One of the more critical objectives for the Celtics this season was to allow rookie Kelly Olynyk plenty of opportunity to grow and develop, considering he could become one of the team’s cornerstones. That process will be derailed for a while as coach Brad Stevens said Olynyk could miss “a couple of weeks” with a sprained right ankle.
Olynyk, who had started six of the past eight games, was injured in a collision with Indiana’s Luis Scola during the first half of Boston’s 97-82 loss on Friday. Olynyk was ruled out for the rest of the game and was using crutches afterward. He did not make the trip with the Celtics to Atlanta for Saturday night’s game and Stevens said he won’t be back soon.
“The last I heard was it will be whatever a typical sprained ankle recovery is, a couple of weeks,” Stevens said. “Maybe there is [an upside] down the road.
“He had a little bit of a hamstring that he was dealing with, too. That scares me more because that can become a lingering thing. So sometimes it’s a blessing in disguise when you roll an ankle. Let’s hope that’s the case in Kelly’s situation.”
Against the Hawks, Stevens went with Brandon Bass at power forward and moved Jared Sullinger to center against Al Horford. Sullinger was battling flu-like symptoms Friday, but was healthy enough to go Saturday night. He played 32:32, scored 15 points and grabbed a team-high nine rebounds.
“I was exhausted today, especially playing a back-to-back and being sick,” he said after the Celtics’ 94-87 win over Atlanta. “I just fought through it and it’s my job, can’t have no sick days around here.”
Stevens had a nice pregame chat with former Butler guard Shelvin Mack on the Philips Arena court before the game. Mack played for Stevens at Butler before entering the NBA draft following his junior season in 2011. He was the first Stevens-bred player to stick in the NBA.
Mack, now with his third team, went into Saturday night averaging 4.9 points and 3.1 assists in 14.6 minutes per game.
“Shelvin’s a wonderful person,’’ Stevens said. “I couldn’t be happier, not only for the fact that he’s doing as well as he’s doing, but this is a great program for him. It fits well and I’m really happy for him.
“He’s a guy that, when you recruited him and you would have told me he left in three years to go to the NBA, I would have said that’s probably not the case. He proves everybody wrong all the time and the ride he put us on, particularly his junior year when he took us to the Final Four, was remarkable.”
The road back
Atlanta’s Lou Williams returned to action Nov. 15 after Feb. 7 surgery to repair a torn right anterior cruciate ligament. He underwent surgery just six days prior to the Celtics’ Rajon Rondo and, while all timetables are different, it could be an indication that Rondo is nearing a return.

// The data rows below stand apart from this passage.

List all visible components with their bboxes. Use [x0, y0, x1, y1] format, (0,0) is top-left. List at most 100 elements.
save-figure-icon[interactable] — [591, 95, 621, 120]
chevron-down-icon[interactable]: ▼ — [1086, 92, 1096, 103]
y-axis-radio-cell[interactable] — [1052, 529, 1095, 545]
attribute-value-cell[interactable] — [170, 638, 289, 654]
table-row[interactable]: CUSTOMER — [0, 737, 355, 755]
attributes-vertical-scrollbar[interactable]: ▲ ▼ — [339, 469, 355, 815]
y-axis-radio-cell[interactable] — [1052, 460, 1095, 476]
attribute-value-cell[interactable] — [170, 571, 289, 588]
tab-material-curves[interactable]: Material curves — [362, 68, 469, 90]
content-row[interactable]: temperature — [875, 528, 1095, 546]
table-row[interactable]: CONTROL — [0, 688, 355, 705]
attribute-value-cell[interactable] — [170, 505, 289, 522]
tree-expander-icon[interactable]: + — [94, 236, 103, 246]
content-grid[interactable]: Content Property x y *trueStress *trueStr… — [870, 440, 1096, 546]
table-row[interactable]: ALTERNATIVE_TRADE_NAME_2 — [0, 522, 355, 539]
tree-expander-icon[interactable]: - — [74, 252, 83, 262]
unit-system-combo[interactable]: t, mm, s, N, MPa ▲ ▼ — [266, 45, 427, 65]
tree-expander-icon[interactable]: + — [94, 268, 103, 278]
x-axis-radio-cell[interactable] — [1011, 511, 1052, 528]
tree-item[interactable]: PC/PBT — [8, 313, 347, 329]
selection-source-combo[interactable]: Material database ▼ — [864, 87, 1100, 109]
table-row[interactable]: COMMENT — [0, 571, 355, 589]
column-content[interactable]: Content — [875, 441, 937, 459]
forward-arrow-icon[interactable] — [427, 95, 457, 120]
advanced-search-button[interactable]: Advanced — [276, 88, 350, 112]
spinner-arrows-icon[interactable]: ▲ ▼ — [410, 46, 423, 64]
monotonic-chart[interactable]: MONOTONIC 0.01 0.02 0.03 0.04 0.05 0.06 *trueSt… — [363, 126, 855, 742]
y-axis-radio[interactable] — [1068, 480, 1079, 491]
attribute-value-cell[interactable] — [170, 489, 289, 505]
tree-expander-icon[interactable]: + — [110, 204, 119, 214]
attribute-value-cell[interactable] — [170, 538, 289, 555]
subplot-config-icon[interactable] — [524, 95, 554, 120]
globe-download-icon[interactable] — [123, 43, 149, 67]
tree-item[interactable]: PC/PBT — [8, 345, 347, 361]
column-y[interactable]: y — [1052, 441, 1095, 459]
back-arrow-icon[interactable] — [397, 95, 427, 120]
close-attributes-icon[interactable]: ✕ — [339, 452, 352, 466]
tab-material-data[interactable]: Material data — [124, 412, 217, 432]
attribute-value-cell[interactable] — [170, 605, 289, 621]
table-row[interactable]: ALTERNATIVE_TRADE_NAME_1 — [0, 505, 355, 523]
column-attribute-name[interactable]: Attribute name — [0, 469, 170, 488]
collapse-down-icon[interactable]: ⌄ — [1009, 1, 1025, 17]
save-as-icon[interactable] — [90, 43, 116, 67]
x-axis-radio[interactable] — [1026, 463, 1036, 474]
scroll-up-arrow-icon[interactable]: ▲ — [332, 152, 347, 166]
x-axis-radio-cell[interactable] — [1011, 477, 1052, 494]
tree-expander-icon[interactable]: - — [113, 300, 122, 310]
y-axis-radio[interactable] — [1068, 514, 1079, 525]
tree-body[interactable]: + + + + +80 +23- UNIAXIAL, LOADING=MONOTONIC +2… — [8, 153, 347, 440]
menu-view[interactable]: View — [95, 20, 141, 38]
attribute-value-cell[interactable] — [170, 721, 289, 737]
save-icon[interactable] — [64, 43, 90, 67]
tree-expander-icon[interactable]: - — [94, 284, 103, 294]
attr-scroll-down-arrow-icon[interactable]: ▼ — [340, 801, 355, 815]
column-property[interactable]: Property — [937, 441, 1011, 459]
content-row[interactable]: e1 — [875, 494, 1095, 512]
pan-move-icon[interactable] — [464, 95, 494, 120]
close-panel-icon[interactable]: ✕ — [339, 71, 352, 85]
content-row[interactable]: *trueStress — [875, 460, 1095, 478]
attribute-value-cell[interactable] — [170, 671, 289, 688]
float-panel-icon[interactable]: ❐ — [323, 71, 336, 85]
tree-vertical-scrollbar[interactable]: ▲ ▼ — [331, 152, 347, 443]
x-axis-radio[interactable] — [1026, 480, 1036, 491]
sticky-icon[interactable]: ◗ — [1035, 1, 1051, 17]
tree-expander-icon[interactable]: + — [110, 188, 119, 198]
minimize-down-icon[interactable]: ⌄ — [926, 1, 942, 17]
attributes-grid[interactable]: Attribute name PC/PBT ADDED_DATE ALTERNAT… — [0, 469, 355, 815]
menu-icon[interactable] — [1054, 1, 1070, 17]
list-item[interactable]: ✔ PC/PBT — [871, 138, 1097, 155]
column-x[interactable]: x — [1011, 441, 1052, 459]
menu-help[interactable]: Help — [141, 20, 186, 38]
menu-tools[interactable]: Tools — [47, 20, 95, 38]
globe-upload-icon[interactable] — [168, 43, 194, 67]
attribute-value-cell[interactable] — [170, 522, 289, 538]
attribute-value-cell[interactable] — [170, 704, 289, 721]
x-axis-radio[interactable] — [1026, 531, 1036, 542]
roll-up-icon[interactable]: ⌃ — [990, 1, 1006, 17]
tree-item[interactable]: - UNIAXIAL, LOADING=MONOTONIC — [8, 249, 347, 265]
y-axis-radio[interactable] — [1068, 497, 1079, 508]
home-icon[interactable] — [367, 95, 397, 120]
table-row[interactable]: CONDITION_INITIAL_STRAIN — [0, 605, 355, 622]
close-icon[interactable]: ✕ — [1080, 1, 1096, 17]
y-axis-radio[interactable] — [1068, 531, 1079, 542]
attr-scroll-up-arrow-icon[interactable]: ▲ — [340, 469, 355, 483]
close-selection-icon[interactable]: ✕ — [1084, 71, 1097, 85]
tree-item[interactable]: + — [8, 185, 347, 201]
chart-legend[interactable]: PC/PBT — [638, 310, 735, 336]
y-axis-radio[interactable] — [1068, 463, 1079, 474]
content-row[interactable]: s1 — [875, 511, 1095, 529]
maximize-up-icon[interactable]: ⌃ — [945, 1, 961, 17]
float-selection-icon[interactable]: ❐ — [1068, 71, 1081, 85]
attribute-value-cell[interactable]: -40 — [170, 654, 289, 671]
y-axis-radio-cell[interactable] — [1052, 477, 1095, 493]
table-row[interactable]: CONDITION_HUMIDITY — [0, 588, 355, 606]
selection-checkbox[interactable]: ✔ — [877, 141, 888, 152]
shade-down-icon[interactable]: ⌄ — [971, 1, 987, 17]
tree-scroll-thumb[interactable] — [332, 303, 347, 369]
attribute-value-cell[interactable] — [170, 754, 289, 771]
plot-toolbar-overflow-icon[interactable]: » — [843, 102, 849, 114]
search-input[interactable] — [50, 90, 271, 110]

Williams played 16 minutes in his return, took a two-game break, and then returned Wednesday to play 14:39 against the Pistons. He did not play Friday in a rematch. Williams said his recovery was time-consuming.
“For me, it was just my actual knee being able to function,” Williams said about the most difficult aspect of his rehabilitation. “I really didn’t have a lot of mental issues with it because I always just prepared myself after injuries just to play through it. For me, it was if my knee could function. It just felt good just to be back out there after 10 months.”
The Hawks are being cautious. Williams made his third appearance of the season Saturday, checking in with 2:59 left in the first quarter. He played 17:40, hitting 2 of 7 shots and scoring 6 points.
“We don’t want to try to do too much too early,” he said. “Just as a precaution, we’re not playing a ton of minutes, just to take sure everything is 100 percent.”
Sullinger was assessed a Flagrant 1 foul for his chest bump of DeMarre Carroll on his breakaway layup with 6:14 left in the third. Horford had words for Sullinger and then Carroll attempted to approach him. “I went for the ball. It was a hard basketball play. I didn’t try to hurt him,” he said . . . Hawks shooting guard Kyle Korver extended his streak with a successful 3-pointer to 87 two minutes into the first quarter. He moved two short of the NBA record set by former Celtic and BC standout Dana Barros, who began his streak with the 76ers and ended it with the Celtics in 1996 . . . Former All-Star and No. 1 overall pick Elton Brand was on the Hawks’ inactive list but is healthy. He signed a one-year, $4 million deal in the offseason but has played more than 12 minutes in a game just twice this season and has not scored since Nov. 15. . . . Keith Bogans (illness) did not make the trip to Atlanta and is not expected to play Monday in Charlotte. Bogans, acquired in the blockbuster deal with the Nets, has played in just two games this season for a total of 15 minutes.